The other thing is that you can't always rule out far field interactions. If the forces between particles are still non-negligible over large distances in your simulation domain, then a naive grid approach will also not help since there just aren't any particle pairs that you can ignore. In this case, things get really difficult. But there are still algorithms for solving such a system in linear time. One popular example that I know of is the fast multipole method, which essentially uses so-called multipole expansions to cluster several contributions of particles in the far-field into one contribution. And to do this efficiently, you need to impose an adaptive hierarchical subdivision on the domain and *nothing* is simple anymore.

I have done this before and there are many down sides. The forces become an approximation and you get some strange behavior… in some cases for certain types of data it better organizes them, for others it does the opposite. It works very well for graphs that are nearly in hierarchy form already.

But really, the larger the node count the worse a spring-embedder type layout works. Especially in the cases where repulsion has longer effects since essentially everything in the middle of the graph becomes in ‘free fall’ as all influences balance out and basically overwhelm any local influence. I’ve seen twisted up clusters never properly resolve because they happen to be in the dead center of a really large layout.

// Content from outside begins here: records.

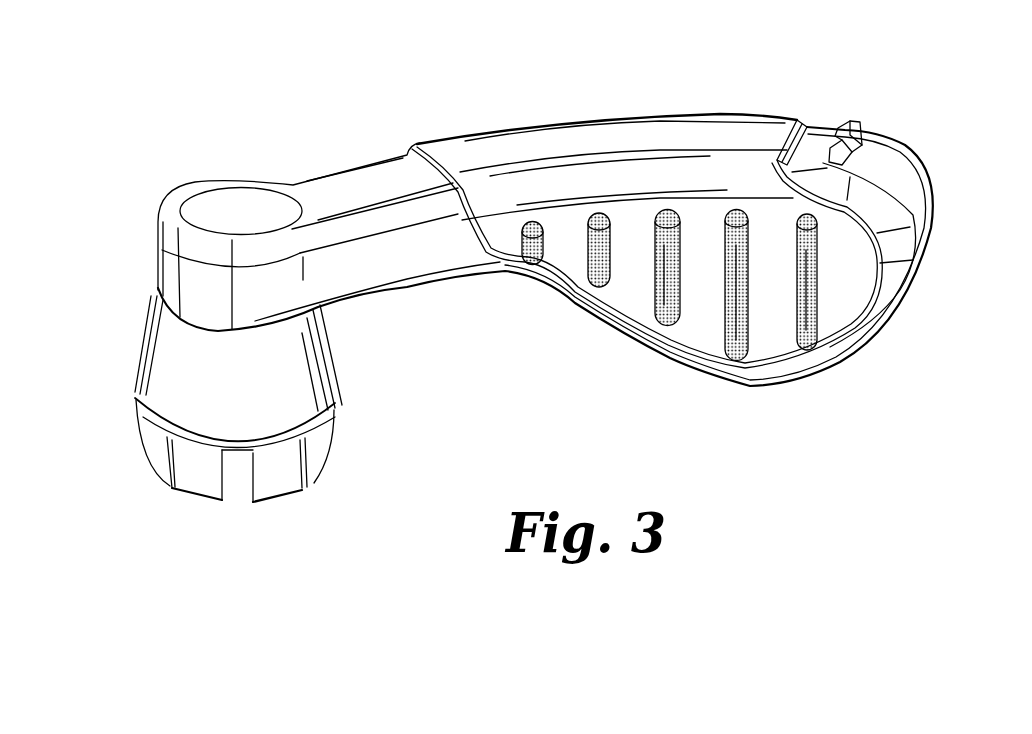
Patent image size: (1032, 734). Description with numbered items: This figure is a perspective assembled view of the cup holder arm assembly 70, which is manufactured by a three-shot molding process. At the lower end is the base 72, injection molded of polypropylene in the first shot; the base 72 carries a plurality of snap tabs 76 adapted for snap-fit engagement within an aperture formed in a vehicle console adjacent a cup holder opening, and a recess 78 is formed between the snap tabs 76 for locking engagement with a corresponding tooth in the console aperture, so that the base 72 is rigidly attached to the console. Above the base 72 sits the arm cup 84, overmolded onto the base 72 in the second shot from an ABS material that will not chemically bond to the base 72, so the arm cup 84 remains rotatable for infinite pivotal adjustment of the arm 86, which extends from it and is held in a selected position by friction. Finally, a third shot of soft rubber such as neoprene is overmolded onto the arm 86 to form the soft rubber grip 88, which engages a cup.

The cup holder arm assembly 70 is at (345, 112).
The base 72 is at (165, 336).
The snap tabs 76 is at (183, 488).
The recess 78 is at (238, 492).
The arm cup 84 is at (167, 252).
The arm 86 is at (414, 257).
The soft rubber grip 88 is at (613, 137).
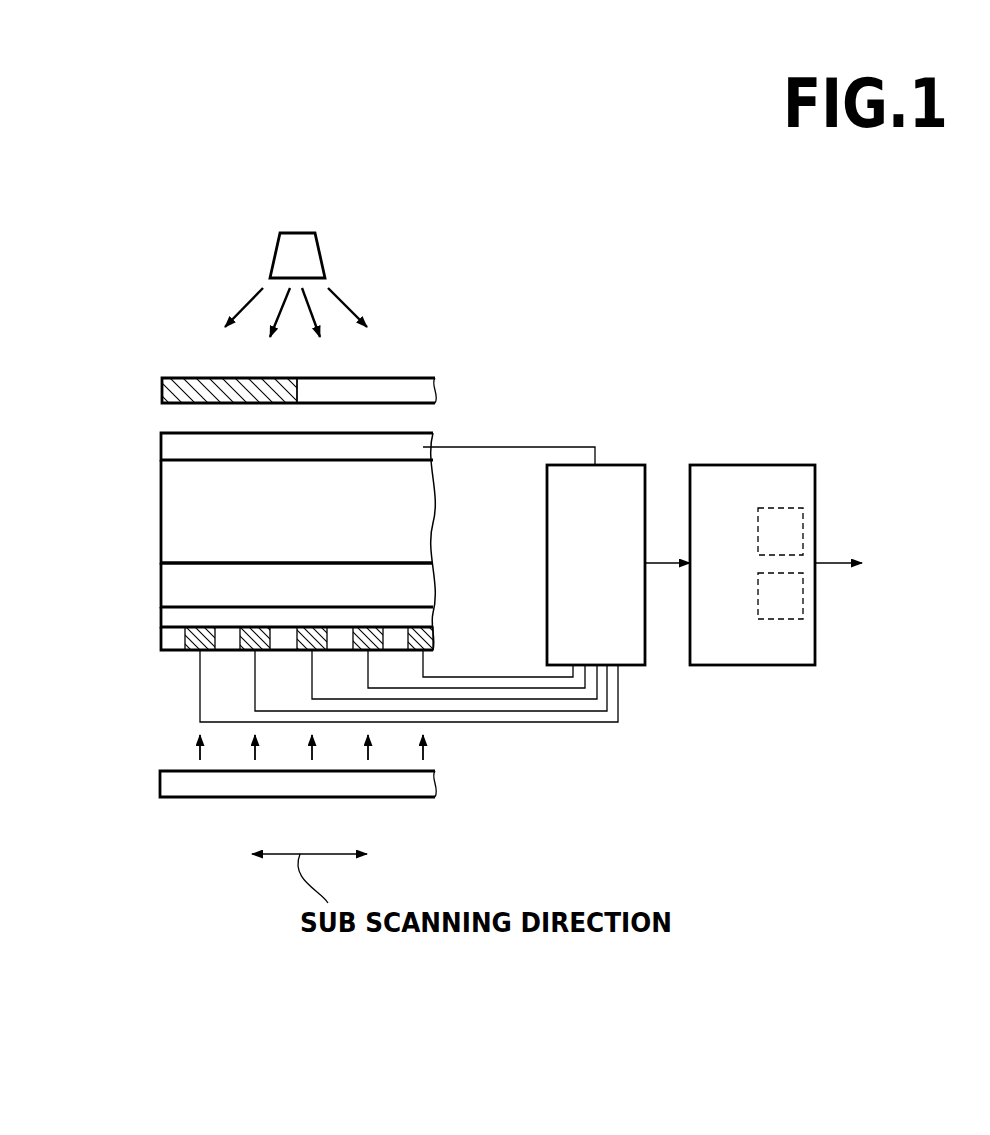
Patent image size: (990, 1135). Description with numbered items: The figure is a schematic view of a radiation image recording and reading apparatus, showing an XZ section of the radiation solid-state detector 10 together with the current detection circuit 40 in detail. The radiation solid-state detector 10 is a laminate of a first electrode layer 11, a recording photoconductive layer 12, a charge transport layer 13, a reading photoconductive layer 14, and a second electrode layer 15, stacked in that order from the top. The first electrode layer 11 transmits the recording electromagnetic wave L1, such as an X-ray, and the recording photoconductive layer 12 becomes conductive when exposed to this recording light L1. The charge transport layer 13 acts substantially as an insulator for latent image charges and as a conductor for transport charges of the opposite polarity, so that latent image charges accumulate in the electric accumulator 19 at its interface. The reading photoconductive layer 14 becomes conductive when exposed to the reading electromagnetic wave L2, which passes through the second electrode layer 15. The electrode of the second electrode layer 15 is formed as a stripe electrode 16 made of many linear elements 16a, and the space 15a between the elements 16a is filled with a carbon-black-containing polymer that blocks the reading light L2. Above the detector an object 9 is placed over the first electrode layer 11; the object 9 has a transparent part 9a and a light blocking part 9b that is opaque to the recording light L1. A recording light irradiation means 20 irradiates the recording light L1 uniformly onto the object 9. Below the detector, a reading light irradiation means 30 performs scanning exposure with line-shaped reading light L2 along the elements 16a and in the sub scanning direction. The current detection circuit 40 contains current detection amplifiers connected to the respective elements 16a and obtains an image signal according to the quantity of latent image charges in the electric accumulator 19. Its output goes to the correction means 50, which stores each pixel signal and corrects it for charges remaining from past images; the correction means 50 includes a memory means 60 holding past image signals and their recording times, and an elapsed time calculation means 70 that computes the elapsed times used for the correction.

The object 9 is at (280, 353).
The transparent part 9a is at (413, 378).
The light blocking part 9b is at (160, 397).
The radiation solid-state detector 10 is at (233, 559).
The first electrode layer 11 is at (163, 445).
The recording photoconductive layer 12 is at (163, 482).
The charge transport layer 13 is at (165, 578).
The reading photoconductive layer 14 is at (165, 615).
The second electrode layer 15 is at (237, 630).
The space 15a is at (165, 645).
The stripe electrode 16 is at (193, 653).
The element 16a is at (242, 666).
The electric accumulator 19 is at (176, 556).
The recording light irradiation means 20 is at (313, 255).
The reading light irradiation means 30 is at (160, 785).
The current detection circuit 40 is at (617, 463).
The correction means 50 is at (774, 547).
The memory means 60 is at (795, 508).
The elapsed time calculation means 70 is at (785, 619).
The recording electromagnetic wave L1 is at (343, 297).
The electromagnetic wave for reading L2 is at (198, 756).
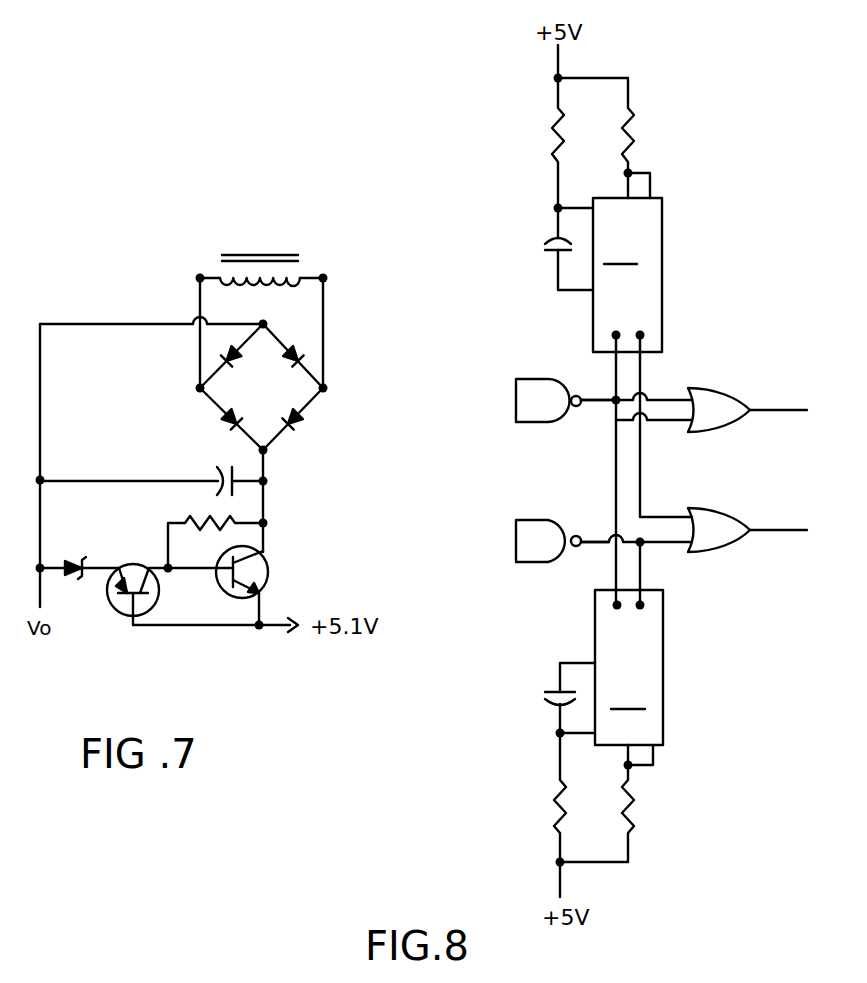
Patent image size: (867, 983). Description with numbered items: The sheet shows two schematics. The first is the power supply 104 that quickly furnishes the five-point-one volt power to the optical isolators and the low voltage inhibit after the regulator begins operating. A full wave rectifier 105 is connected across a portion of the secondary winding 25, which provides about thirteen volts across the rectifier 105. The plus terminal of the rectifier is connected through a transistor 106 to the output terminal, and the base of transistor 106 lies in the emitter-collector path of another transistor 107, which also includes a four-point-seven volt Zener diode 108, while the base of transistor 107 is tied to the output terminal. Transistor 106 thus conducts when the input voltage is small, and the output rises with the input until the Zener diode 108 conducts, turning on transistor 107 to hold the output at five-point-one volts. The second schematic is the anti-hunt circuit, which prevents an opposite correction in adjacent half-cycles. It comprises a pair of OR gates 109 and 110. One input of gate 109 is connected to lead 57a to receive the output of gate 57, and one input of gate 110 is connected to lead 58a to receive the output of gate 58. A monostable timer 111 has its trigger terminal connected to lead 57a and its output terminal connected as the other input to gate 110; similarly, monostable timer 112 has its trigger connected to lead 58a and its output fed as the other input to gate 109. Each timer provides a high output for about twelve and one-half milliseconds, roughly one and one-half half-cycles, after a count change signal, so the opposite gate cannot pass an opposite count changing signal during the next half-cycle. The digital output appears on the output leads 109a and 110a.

In FIG. 7, the plural tap secondary winding 25 is at (233, 251).
In FIG. 7, the power supply 104 is at (297, 490).
In FIG. 7, the full wave rectifier 105 is at (282, 396).
In FIG. 7, the transistor 106 is at (270, 575).
In FIG. 7, the transistor 107 is at (111, 621).
In FIG. 7, the Zener diode 108 is at (65, 560).
In FIG. 8, the gate 57 is at (538, 390).
In FIG. 8, the lead 57a is at (596, 404).
In FIG. 8, the gate 58 is at (539, 522).
In FIG. 8, the lead 58a is at (593, 546).
In FIG. 8, the OR gate 109 is at (718, 392).
In FIG. 8, the output lead 109a is at (773, 408).
In FIG. 8, the OR gate 110 is at (718, 541).
In FIG. 8, the output lead 110a is at (780, 528).
In FIG. 8, the monostable timer 111 is at (655, 245).
In FIG. 8, the monostable timer 112 is at (660, 660).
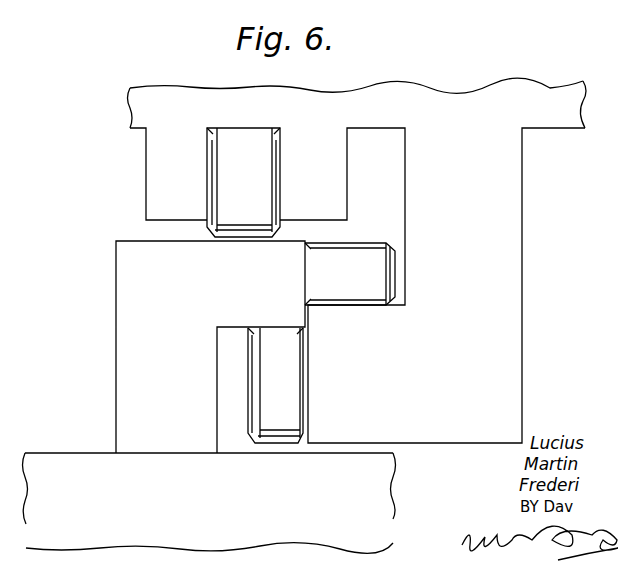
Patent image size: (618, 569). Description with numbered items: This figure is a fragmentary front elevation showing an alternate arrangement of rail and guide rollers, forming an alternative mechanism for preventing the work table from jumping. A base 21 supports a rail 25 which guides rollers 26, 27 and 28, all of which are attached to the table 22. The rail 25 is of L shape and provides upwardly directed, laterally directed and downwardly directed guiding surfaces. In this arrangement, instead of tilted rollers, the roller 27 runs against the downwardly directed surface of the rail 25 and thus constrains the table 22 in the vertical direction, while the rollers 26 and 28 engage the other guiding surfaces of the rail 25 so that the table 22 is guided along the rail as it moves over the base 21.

The upper die shoe 22 is at (432, 94).
The bushing 28 is at (237, 149).
The block 25 is at (133, 274).
The bushing 26 is at (367, 266).
The bushing 27 is at (283, 395).
The lower die shoe 21 is at (88, 468).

P.S.: Generally, you can pick a good value for a sparse grid based on the properties of your data set. Lots and lots of edges, you need a smaller resolution. Best size is to pick something based on what the average expected repulsion will be. It’s even possible to dynamically split/merge if you mix a sparse grid with a quad tree (or octree)… but it does start to get more complicated. Still, by far the easiest is to just dynamically adjust the spring constant. Basically, set it based on how many node to node interactions there are and what their relative strength is. Initial starting position is also important if you want to avoid some really nasty initial frames.

Yeah, the more I think about it, the more I realize what a fun topic this is, though. The basic idea is so beautifully simple and you can get results almost immediately, but there is yet so much emergent complexity. I really need to find some time to play around with this.